Cross-Architecture Model Diffing with Crosscoders: Unsupervised Discovery of Differences Between LLMs

TL;DR

This work extends model diffing to cross-architecture comparisons by introducing Dedicated Feature Crosscoders that partition features into A-exclusive, B-exclusive, and shared sets, thus isolating model-exclusive representations. The approach is validated in toy and real-model diffs (notably Llama-Qwen and GPT-OSS-DeepSeek), showing that DFCs recover more exclusive features while maintaining core reconstruction metrics. The authors demonstrate unsupervised discovery of meaningful behavioral differences such as CCP alignment, American exceptionalism, and a copyright refusal mechanism, and they propose a screen-and-verify workflow to validate findings. The results suggest cross-architecture model diffing can surface unknown unknowns and safety-relevant divergences that complement existing red-teaming and evaluation methods, with limitations including robustness across seeds and the need for broader generalization.

Abstract

Model diffing, the process of comparing models' internal representations to identify their differences, is a promising approach for uncovering safety-critical behaviors in new models. However, its application has so far been primarily focused on comparing a base model with its finetune. Since new LLM releases are often novel architectures, cross-architecture methods are essential to make model diffing widely applicable. Crosscoders are one solution capable of cross-architecture model diffing but have only ever been applied to base vs finetune comparisons. We provide the first application of crosscoders to cross-architecture model diffing and introduce Dedicated Feature Crosscoders (DFCs), an architectural modification designed to better isolate features unique to one model.

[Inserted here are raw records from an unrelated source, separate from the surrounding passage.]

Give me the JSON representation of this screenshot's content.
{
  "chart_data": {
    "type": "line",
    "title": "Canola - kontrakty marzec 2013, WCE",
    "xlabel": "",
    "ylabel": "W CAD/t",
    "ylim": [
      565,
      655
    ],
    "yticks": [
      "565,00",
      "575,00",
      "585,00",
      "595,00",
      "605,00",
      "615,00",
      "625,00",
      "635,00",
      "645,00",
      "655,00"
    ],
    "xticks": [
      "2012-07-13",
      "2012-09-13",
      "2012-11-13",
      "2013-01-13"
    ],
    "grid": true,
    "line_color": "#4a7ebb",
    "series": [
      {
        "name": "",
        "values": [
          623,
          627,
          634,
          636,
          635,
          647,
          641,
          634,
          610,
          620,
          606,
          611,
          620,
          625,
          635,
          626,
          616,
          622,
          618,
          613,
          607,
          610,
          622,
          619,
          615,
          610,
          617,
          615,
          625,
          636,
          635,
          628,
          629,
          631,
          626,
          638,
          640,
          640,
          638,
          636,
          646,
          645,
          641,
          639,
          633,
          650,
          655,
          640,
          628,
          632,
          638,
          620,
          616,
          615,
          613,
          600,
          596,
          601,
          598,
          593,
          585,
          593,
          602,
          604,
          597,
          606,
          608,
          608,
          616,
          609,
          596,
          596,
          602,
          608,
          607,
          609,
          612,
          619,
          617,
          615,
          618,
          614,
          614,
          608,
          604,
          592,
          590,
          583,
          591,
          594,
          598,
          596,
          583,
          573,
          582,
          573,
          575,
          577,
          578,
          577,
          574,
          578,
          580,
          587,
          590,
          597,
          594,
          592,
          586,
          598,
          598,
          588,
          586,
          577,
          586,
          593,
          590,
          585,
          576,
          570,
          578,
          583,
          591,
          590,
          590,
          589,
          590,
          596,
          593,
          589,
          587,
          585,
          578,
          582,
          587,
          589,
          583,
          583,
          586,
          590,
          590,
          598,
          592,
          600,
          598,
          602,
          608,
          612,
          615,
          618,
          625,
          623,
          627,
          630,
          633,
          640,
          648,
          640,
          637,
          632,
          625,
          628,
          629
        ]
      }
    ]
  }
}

Using this technique, we find in an unsupervised fashion features including Chinese Communist Party alignment in Qwen3-8B and Deepseek-R1-0528-Qwen3-8B, American exceptionalism in Llama3.1-8B-Instruct, and a copyright refusal mechanism in GPT-OSS-20B. Together, our results work towards establishing cross-architecture crosscoder model diffing as an effective method for identifying meaningful behavioral differences between AI models.

Figures (20)

• Figure 1: Representative model-exclusive features for the 5% model-exclusive DFC (Dedicated Feature Crosscoder): Our DFC between Qwen and Llama finds a number of meaningful features exclusive to each model: A Qwen-exclusive "CCP Alignment" feature controls censorship and alignment with CCP narratives (left), while a Llama-exclusive "American Exceptionalism" feature controls alignment with American exceptionalism narratives (right). Negative steering on the "American Exceptionalism" feature does not produce interpretable behavior so is not shown. Text highlighting in the steering examples was done manually.
• Figure 2: Architectural comparison of standard crosscoder and Dedicated Feature Crosscoder (DFC). In a DFC, the feature dictionary is partitioned by design into three disjoint sets: features exclusive to Model A, features exclusive to Model B, and shared features. Each model's activations can only be encoded to and decoded from its dedicated features and the shared set, enforcing architectural exclusivity by design.
• Figure 3: Cross-architecture transfer of persona steering vectors via DFC alignment. The sycophantic vector discovered in Llama is transferred to Qwen. Both models exhibit remarkably similar sycophantic behaviors when steered, confirming the DFC's ability to learn a meaningfully aligned representation space across architectures. Text manually bolded in the steered replies
• Figure 4: On a synthetic toy model with ground-truth concepts, DFCs outperform standard crosscoders and Designated Shared Feature Crosscoders in identifying model-exclusive features at the cost of more false-positives. Results are averaged over 5 random seeds, with the shaded area and error bars representing the standard error. Left: DFCs (blue) achieve a higher model-exclusive concept recovery rate (recall) than standard crosscoders (orange) and DSF crosscoders (red), especially at lower dictionary sizes, which is most likely the regime in which real-world applications operate. Right: This improved recall usually comes at the cost of an increased false positive rate, which we argue is a favorable trade-off for safety auditing where maximizing recall is a priority. These false positives consist of shared concepts incorrectly identified as exclusive to only one model (darker colors) or features that recover no concept at all (ligher colors). The latter category might be easily detectable in real models through interpretability metrics like the detection score (See \ref{['app:eval_metrics']})
• Figure 5: DFCs identify more highly exclusive features than standard crosscoders in real models.Left: In a Llama-Qwen diff, the DFC's dedicated partitions yield a feature distribution heavily skewed towards the maximum exclusivity score of 5 (blue). In contrast, the standard crosscoder's exclusive features, which are approximated by taking the 500 features with the most extreme relative decoder norms (orange), are less selective: the density of their distribution is lower than the DFC's at score 5 and correspondingly higher near score 1. This distributional shift provides some evidence that the DFC is better at identifying highly exclusive features. Right: The distributions for shared features are nearly identical, showing that this distributional shift only applies to model-exclusive features.